La France a franchi un nouveau cap dans sa politique à l’égard du conflit israélo-palestinien. Mardi 9 juin, le ministre français des Affaires étrangères, Jean-Noël Barrot, a annoncé l’interdiction d’entrée sur le territoire français du ministre israélien des Finances, Bezalel Smotrich. Cette décision s’inscrit dans une série de sanctions visant des acteurs accusés de favoriser la colonisation israélienne et les violences en Cisjordanie occupée.
L’annonce a été faite sur le réseau social X, où le chef de la diplomatie française a également révélé que quatre responsables d’organisations de colons ainsi que vingt-et-un colons considérés comme violents faisaient l’objet de la même mesure restrictive. Pour Paris, ces sanctions traduisent la volonté de faire respecter le droit international et de défendre la perspective d’une solution à deux États, soutenue par une large partie de la communauté internationale.
Figure influente de l’extrême droite israélienne, Bezalel Smotrich est régulièrement critiqué pour ses prises de position en faveur de l’annexion de la Cisjordanie. Selon Jean-Noël Barrot, le ministre israélien promeut activement une politique qui compromet les efforts de paix dans la région. Les autorités françaises lui reprochent également ses déclarations favorables à une éventuelle recolonisation de la bande de Gaza, une perspective rejetée par la plupart des partenaires occidentaux.
Cette décision intervient dans un contexte de coordination diplomatique avec plusieurs pays alliés. Dans une déclaration commune avec l’Australie, le Canada, la Norvège et le Royaume-Uni, la France a réaffirmé sa détermination à sanctionner les auteurs de violences commises contre les civils palestiniens et à lutter contre l’expansion de la colonisation dans les territoires occupés.

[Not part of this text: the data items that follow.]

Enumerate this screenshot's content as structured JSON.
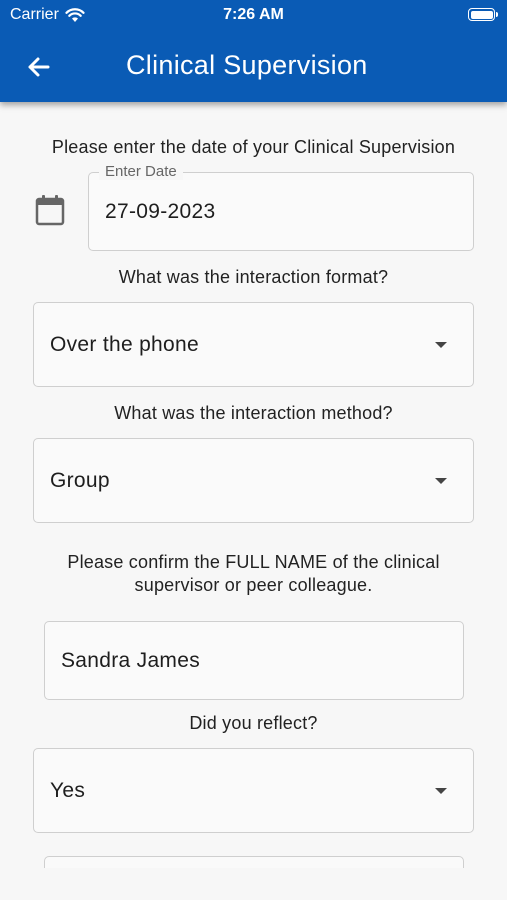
{
  "status_bar": {
    "carrier": "Carrier",
    "time": "7:26 AM"
  },
  "app_bar": {
    "title": "Clinical Supervision",
    "color": "#0a5bb5"
  },
  "form": {
    "date_prompt": "Please enter the date of your Clinical Supervision",
    "date_label": "Enter Date",
    "date_value": "27-09-2023",
    "format_prompt": "What was the interaction format?",
    "format_value": "Over the phone",
    "method_prompt": "What was the interaction method?",
    "method_value": "Group",
    "name_prompt_line1": "Please confirm the FULL NAME of the clinical",
    "name_prompt_line2": "supervisor or peer colleague.",
    "name_value": "Sandra James",
    "reflect_prompt": "Did you reflect?",
    "reflect_value": "Yes"
  },
  "icons": {
    "back": "arrow-left-icon",
    "calendar": "calendar-icon",
    "dropdown": "caret-down-icon",
    "wifi": "wifi-icon",
    "battery": "battery-icon"
  }
}
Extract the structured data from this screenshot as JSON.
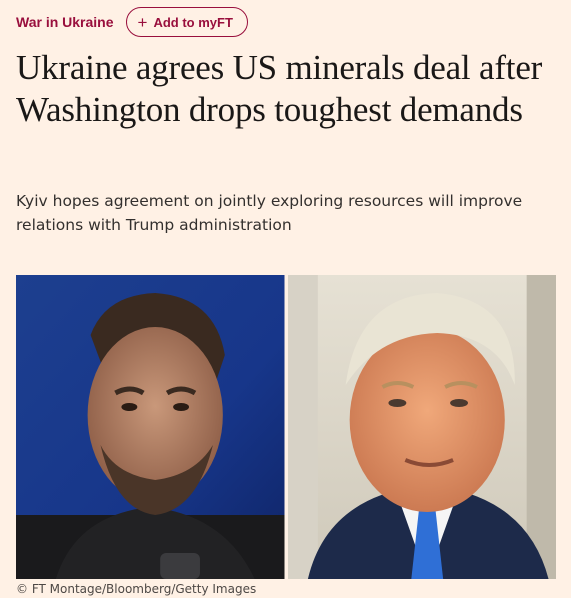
{
  "article": {
    "topic": "War in Ukraine",
    "myft_button": "Add to myFT",
    "headline": "Ukraine agrees US minerals deal after Washington drops toughest demands",
    "standfirst": "Kyiv hopes agreement on jointly exploring resources will improve relations with Trump administration",
    "image_caption": "© FT Montage/Bloomberg/Getty Images"
  },
  "colors": {
    "background": "#fff1e5",
    "accent": "#990f3d",
    "headline": "#1a1817"
  },
  "icons": {
    "add": "plus-icon"
  }
}
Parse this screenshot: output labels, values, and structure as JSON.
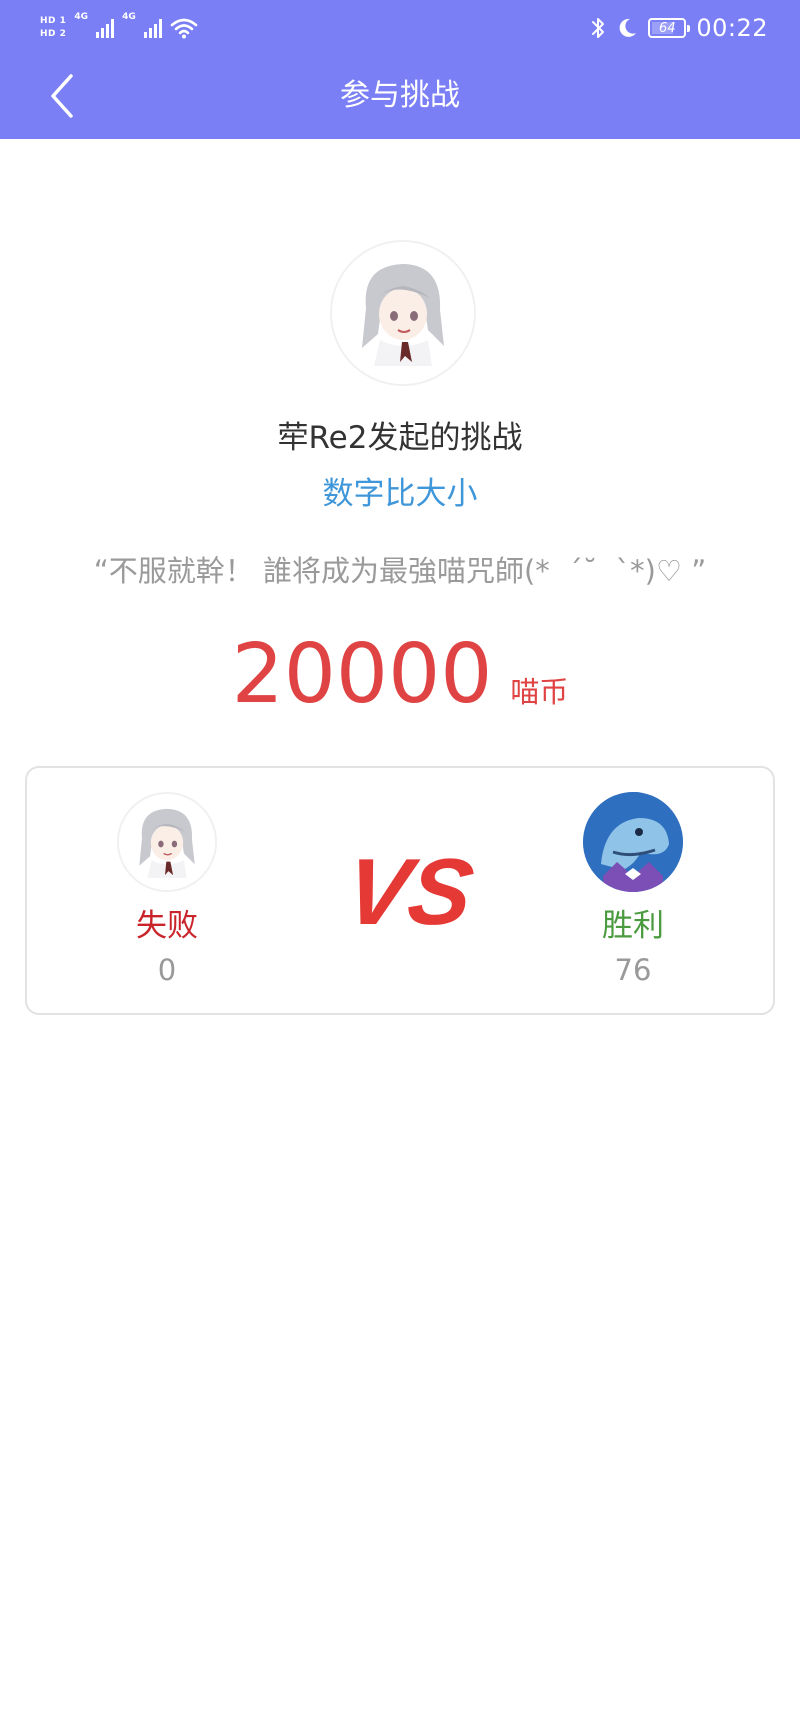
{
  "status_bar": {
    "hd1": "HD 1",
    "hd2": "HD 2",
    "net1": "4G",
    "net2": "4G",
    "battery": "64",
    "time": "00:22",
    "icons": [
      "signal-icon",
      "wifi-icon",
      "bluetooth-icon",
      "moon-icon",
      "battery-icon"
    ]
  },
  "header": {
    "title": "参与挑战",
    "back_icon": "chevron-left-icon",
    "color": "#7b7ff5"
  },
  "challenge": {
    "host_name": "荦Re2发起的挑战",
    "game_name": "数字比大小",
    "slogan": "“不服就幹！ 誰将成为最強喵咒師(*  ´˘  `*)♡ ”",
    "amount": "20000",
    "currency": "喵币"
  },
  "battle": {
    "left": {
      "result": "失败",
      "score": "0",
      "avatar": "anime-girl-avatar"
    },
    "right": {
      "result": "胜利",
      "score": "76",
      "avatar": "dolphin-avatar"
    },
    "vs_text": "VS"
  },
  "colors": {
    "accent_red": "#e04343",
    "lose_red": "#c9242b",
    "win_green": "#4a9a3f",
    "link_blue": "#3f97d9"
  }
}
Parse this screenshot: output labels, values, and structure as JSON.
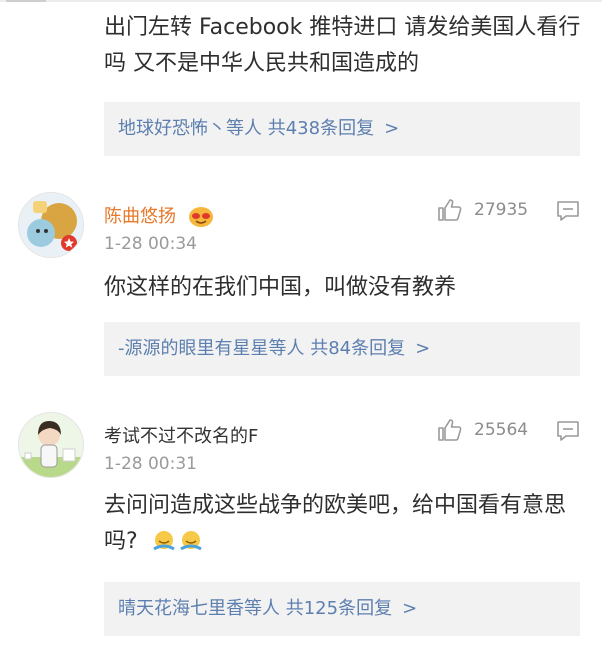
{
  "comment0": {
    "text": "出门左转 Facebook 推特进口 请发给美国人看行吗 又不是中华人民共和国造成的",
    "reply_summary": "地球好恐怖丶等人 共438条回复",
    "chevron": ">"
  },
  "comment1": {
    "username": "陈曲悠扬",
    "time": "1-28 00:34",
    "like_count": "27935",
    "text": "你这样的在我们中国，叫做没有教养",
    "reply_summary": "-源源的眼里有星星等人 共84条回复",
    "chevron": ">"
  },
  "comment2": {
    "username": "考试不过不改名的F",
    "time": "1-28 00:31",
    "like_count": "25564",
    "text": "去问问造成这些战争的欧美吧，给中国看有意思吗?",
    "reply_summary": "晴天花海七里香等人 共125条回复",
    "chevron": ">"
  },
  "colors": {
    "username_accent": "#e8782a",
    "reply_link": "#5d7fb0",
    "reply_bg": "#f2f2f2",
    "meta_gray": "#9a9a9a"
  },
  "icons": [
    "thumbs-up-icon",
    "comment-icon",
    "emoji-icon",
    "vip-badge-icon"
  ]
}
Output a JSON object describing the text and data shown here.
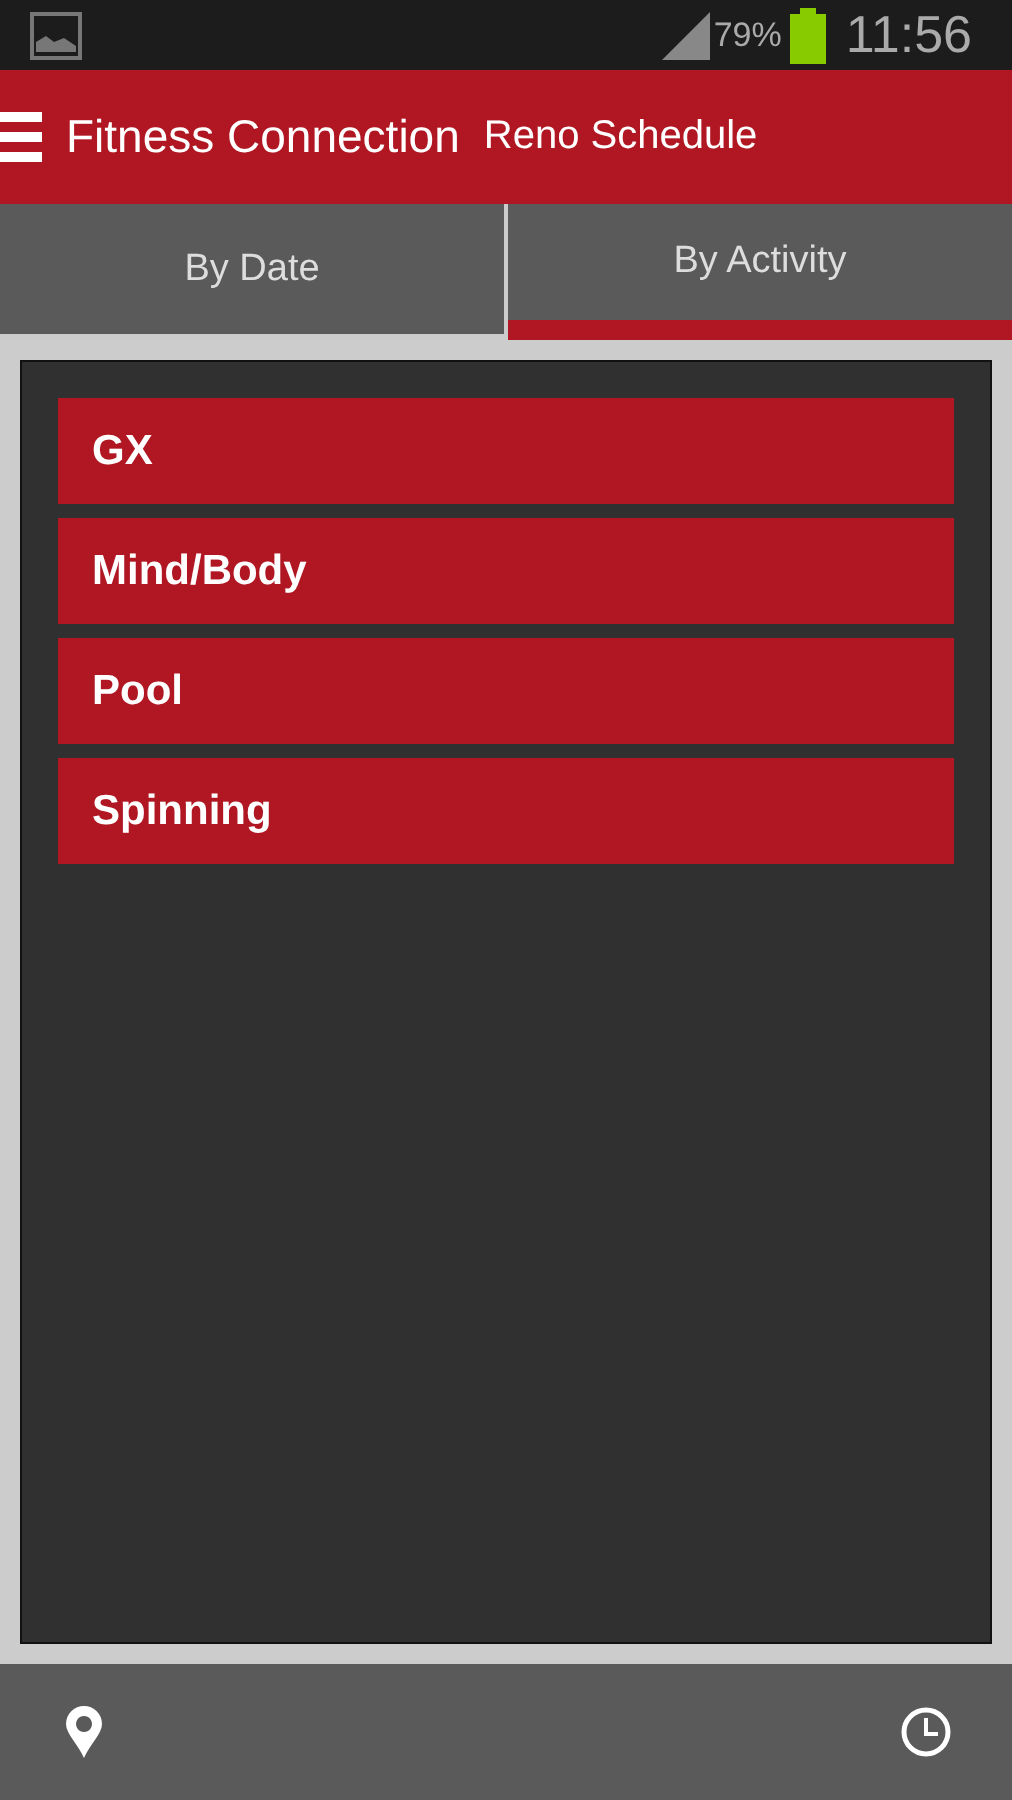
{
  "status_bar": {
    "battery": "79%",
    "time": "11:56"
  },
  "app_bar": {
    "title": "Fitness Connection",
    "subtitle": "Reno Schedule"
  },
  "tabs": [
    {
      "label": "By Date",
      "selected": false
    },
    {
      "label": "By Activity",
      "selected": true
    }
  ],
  "activities": [
    {
      "label": "GX"
    },
    {
      "label": "Mind/Body"
    },
    {
      "label": "Pool"
    },
    {
      "label": "Spinning"
    }
  ]
}
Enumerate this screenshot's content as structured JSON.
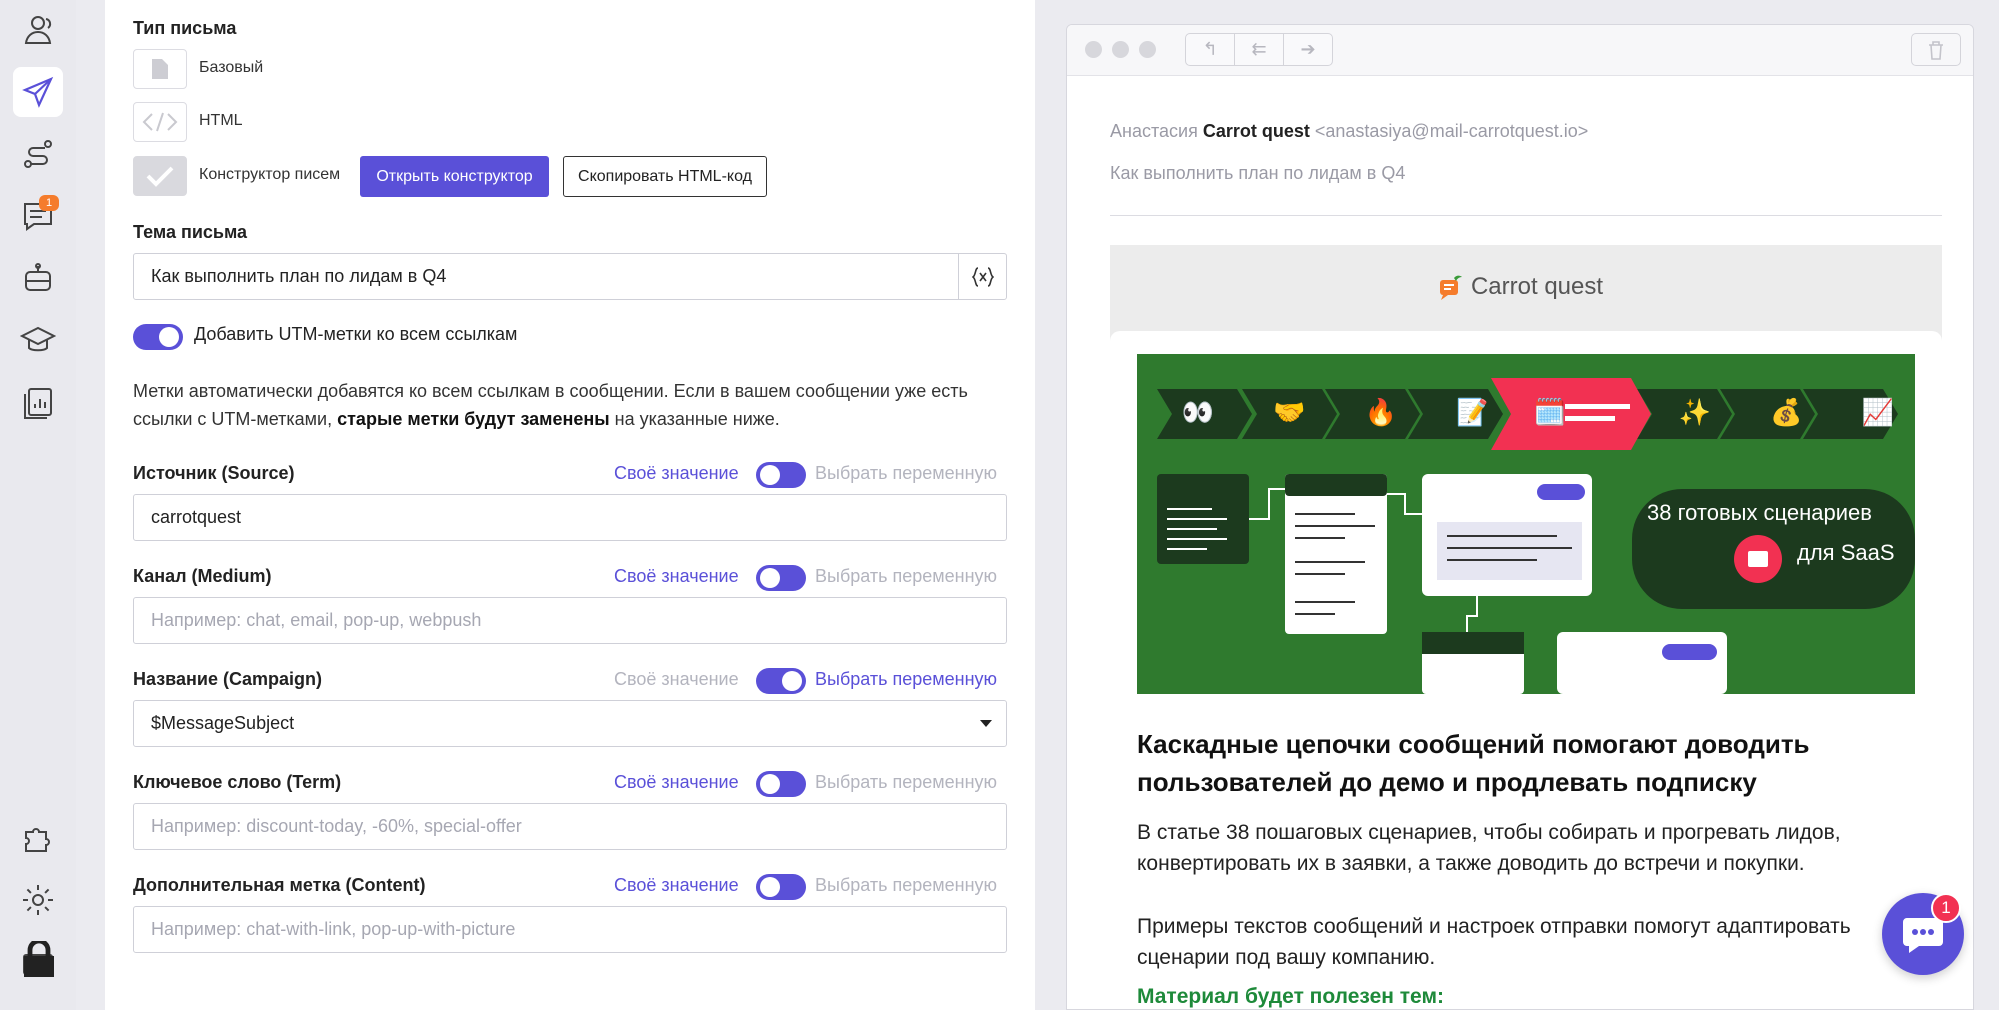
{
  "sidebar": {
    "messages_badge": "1"
  },
  "form": {
    "type_label": "Тип письма",
    "type_basic": "Базовый",
    "type_html": "HTML",
    "type_builder": "Конструктор писем",
    "open_builder": "Открыть конструктор",
    "copy_html": "Скопировать HTML-код",
    "subject_label": "Тема письма",
    "subject_value": "Как выполнить план по лидам в Q4",
    "utm_toggle_label": "Добавить UTM-метки ко всем ссылкам",
    "desc_part1": "Метки автоматически добавятся ко всем ссылкам в сообщении. Если в вашем сообщении уже есть ссылки с UTM-метками, ",
    "desc_bold": "старые метки будут заменены",
    "desc_part2": " на указанные ниже.",
    "own_value": "Своё значение",
    "choose_var": "Выбрать переменную",
    "source_label": "Источник (Source)",
    "source_value": "carrotquest",
    "medium_label": "Канал (Medium)",
    "medium_placeholder": "Например: chat, email, pop-up, webpush",
    "campaign_label": "Название (Campaign)",
    "campaign_value": "$MessageSubject",
    "term_label": "Ключевое слово (Term)",
    "term_placeholder": "Например: discount-today, -60%, special-offer",
    "content_label": "Дополнительная метка (Content)",
    "content_placeholder": "Например: chat-with-link, pop-up-with-picture"
  },
  "preview": {
    "from_first": "Анастасия",
    "from_last": "Carrot quest",
    "from_email": "<anastasiya@mail-carrotquest.io>",
    "subject": "Как выполнить план по лидам в Q4",
    "brand": "Carrot quest",
    "banner_text1": "38 готовых сценариев",
    "banner_text2": "для SaaS",
    "banner_emojis": [
      "👀",
      "🤝",
      "🔥",
      "📝",
      "🗓️",
      "✨",
      "💰",
      "📈"
    ],
    "heading": "Каскадные цепочки сообщений помогают доводить пользователей до демо и продлевать подписку",
    "para1": "В статье 38 пошаговых сценариев, чтобы собирать и прогревать лидов, конвертировать их в заявки, а также доводить до встречи и покупки.",
    "para2": "Примеры текстов сообщений и настроек отправки помогут адаптировать сценарии под вашу компанию.",
    "useful_for": "Материал будет полезен тем:"
  },
  "chat_badge": "1",
  "colors": {
    "accent": "#5a50d8",
    "badge_orange": "#f57c2c",
    "badge_red": "#f23152",
    "banner_green": "#2f7a2e",
    "text_green": "#1e8a3a"
  }
}
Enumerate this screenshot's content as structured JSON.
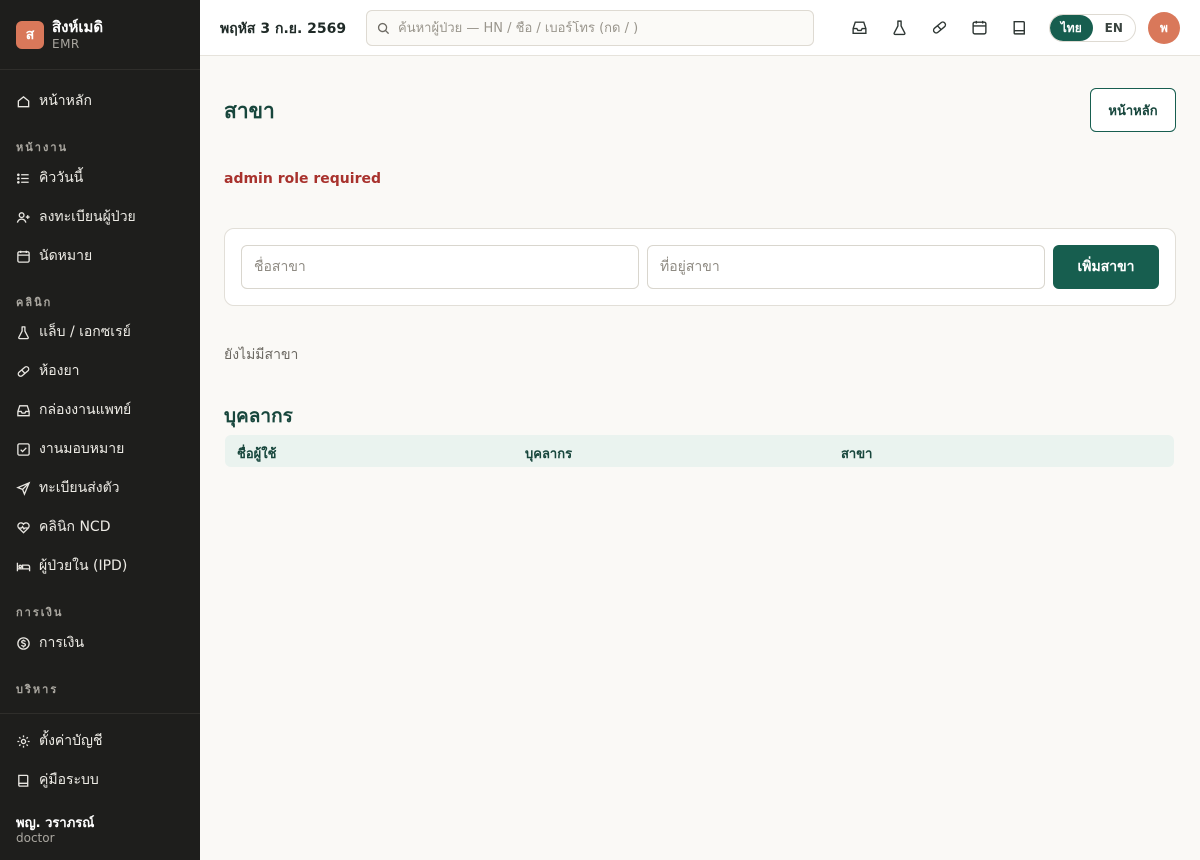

Ce n’est pas la première fois que Paris cible des membres du gouvernement israélien. En mai dernier, le ministre de la Sécurité nationale, Itamar Ben Gvir, avait déjà été frappé par une interdiction d’entrée sur le territoire français. Les deux responsables sont accusés par plusieurs pays occidentaux d’encourager les tensions et les violences en Cisjordanie occupée.
Cette nouvelle mesure risque d’accentuer les tensions diplomatiques entre la France et Israël. Le gouvernement israélien avait déjà qualifié de « scandaleuses » les précédentes sanctions visant certains de ses ministres. Malgré ces critiques, Paris semble déterminé à maintenir la pression internationale contre la colonisation et les violences qui alimentent l’instabilité dans les territoires palestiniens occupés.